AN INTIMATE EVENING WITH RUTHIE HENSHALL
at the Civic Theatre
A different definition of "intimate". The stage obscured by swirling haze, retinas burned by spotlights, enough sound reinforcement to fill a space twice the size. But heart-on-sleeve, Oprah-sofa intimacy aplenty, with true confessions and disarming honesty.
This agreeably intimate evening blended a songbook of numbers from Ruthie's glittering career, and a stream of reminiscence and armchair philosophy. Names were dropped, family and friends remembered, backstage secrets shared. [I never knew Fantine got to man the barricades while waiting to come back as a ghost …]
Most of the music was from the shows, of course. Chicago, She Loves Me, Guys and Dolls, Crazy for You, not to mention Les Mis.
A couple from her beloved Gershwin, and from Billy Joel, including her anthem [title track of the new album] I've Loved These Days, and the poignant Lullabye, written for his little girl, and dedicated to her two daughters. And two from the comic cabaret collection, Tom Lehrer's Poisoning Pigeons, unknown to most of the audience, I suspect, but sung with some style, and Siren Song, from the West End Revue Intimacy at 8.30, sung by Joan Sims in 1954, also unknown, but shamelessly spoiled by over-egging.

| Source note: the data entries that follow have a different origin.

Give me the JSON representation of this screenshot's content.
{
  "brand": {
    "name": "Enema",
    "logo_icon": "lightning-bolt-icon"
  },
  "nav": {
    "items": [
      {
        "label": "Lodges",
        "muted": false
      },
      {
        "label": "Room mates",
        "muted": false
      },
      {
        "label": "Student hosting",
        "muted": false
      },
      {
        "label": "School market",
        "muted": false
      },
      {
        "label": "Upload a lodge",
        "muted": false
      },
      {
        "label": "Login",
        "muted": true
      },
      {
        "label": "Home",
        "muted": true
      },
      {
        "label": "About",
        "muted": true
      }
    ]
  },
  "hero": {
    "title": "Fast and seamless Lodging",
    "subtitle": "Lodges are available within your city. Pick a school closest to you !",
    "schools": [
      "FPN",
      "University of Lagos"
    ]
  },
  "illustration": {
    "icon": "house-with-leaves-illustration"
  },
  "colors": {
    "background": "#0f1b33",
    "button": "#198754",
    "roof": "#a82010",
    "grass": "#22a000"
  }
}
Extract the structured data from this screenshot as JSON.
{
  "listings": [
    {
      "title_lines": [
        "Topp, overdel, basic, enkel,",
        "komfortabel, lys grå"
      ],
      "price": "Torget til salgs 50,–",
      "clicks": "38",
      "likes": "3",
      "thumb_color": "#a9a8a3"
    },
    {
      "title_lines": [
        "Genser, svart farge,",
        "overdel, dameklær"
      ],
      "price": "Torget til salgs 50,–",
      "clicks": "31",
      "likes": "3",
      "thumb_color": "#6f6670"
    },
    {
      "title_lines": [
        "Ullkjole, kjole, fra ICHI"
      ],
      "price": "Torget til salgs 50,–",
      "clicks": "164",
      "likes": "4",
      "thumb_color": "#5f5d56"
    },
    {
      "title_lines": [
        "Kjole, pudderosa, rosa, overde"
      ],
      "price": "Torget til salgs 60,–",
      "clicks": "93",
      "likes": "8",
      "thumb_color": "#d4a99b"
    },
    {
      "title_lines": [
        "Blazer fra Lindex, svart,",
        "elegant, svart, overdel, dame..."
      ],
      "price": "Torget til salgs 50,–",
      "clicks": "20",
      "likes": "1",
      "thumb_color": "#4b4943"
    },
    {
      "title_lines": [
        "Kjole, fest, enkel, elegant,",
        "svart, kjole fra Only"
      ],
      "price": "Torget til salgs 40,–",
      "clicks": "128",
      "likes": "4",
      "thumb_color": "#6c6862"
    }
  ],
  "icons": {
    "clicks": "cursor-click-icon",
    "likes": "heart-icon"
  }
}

Unknown to me, but a gem of social observation, was Blizzard of Lies, by Dave Frishberg.
Miss Henshall has a strong stage presence, a versatile voice, and a sassy personality. Naturally, she puts across a number with effortless style. Some good character work, too, as Miss Adelaide, for instance, or Amalia Balash. And a stunning opener, a smoky, jazzy bluesy reworking of A Hard Day's Night, arranged, like all of her songs, by her excellent pianist Paul Schofield.